I take it you mean the bill keeps going up on satellite. 
No, I really assume that you mean the same channels are on satellite, I think. But dbs prices do also occasionally go up as well, and for me personally, the only time my bill has increased is when services/channels have been added. Has that always been the case with dbs? Hey, going back to when I first had Primestar, before DirecTV, I've been around various boards concerning dbs for over 7 years now. If I were no longer satisfied with my cable signal, or it weren't economically viable, I would be back to dbs in a flash. But I am, it is, so I'm not.

I don't have a bone to pick with either format, and I'm not a loyalist to either format. I want to see them all improve, and the price to be kept as low as possible. If you think its a triumph of some kind that a cable company raised its rates, think again. The same market forces that cause cable to raise its rates will cause dbs to raise its rates, and if cable raises its rates, then dbs can also raise its rates and still maintain the same price differential.

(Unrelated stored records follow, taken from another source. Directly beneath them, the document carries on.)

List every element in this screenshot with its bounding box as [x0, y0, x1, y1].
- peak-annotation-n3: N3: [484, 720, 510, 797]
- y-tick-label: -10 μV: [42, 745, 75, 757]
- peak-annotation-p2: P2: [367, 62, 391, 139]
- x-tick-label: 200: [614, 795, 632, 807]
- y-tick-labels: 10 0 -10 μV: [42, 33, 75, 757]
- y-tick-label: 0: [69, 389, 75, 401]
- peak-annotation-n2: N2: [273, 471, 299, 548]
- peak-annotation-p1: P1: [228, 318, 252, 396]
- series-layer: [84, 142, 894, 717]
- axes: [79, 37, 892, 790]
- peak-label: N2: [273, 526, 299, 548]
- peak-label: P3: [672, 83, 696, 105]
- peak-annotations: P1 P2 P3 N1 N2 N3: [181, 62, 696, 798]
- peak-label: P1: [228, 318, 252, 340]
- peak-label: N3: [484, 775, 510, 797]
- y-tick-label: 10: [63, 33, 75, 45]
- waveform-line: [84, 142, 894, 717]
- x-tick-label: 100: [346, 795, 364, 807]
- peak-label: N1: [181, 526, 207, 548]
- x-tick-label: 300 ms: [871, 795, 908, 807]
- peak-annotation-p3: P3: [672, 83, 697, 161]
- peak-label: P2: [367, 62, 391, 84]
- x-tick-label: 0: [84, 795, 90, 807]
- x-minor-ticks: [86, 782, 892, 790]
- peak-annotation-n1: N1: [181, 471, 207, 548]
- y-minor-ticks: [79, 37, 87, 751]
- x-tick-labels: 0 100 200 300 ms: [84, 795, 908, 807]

Those of you who have dbs should be glad cable is improving, and support the improvements. That's the only thing that drives dbs to improve. You really think Dish and DirecTV ever add a channel or offer a new service or equipment just because they love you? They do it to remain competitive. They do it so that you don't leave them. And what I have seen in the past few years is that they are doing the minimum they have to. From some of the threads lately, you'd think Dish was being run by a cable company.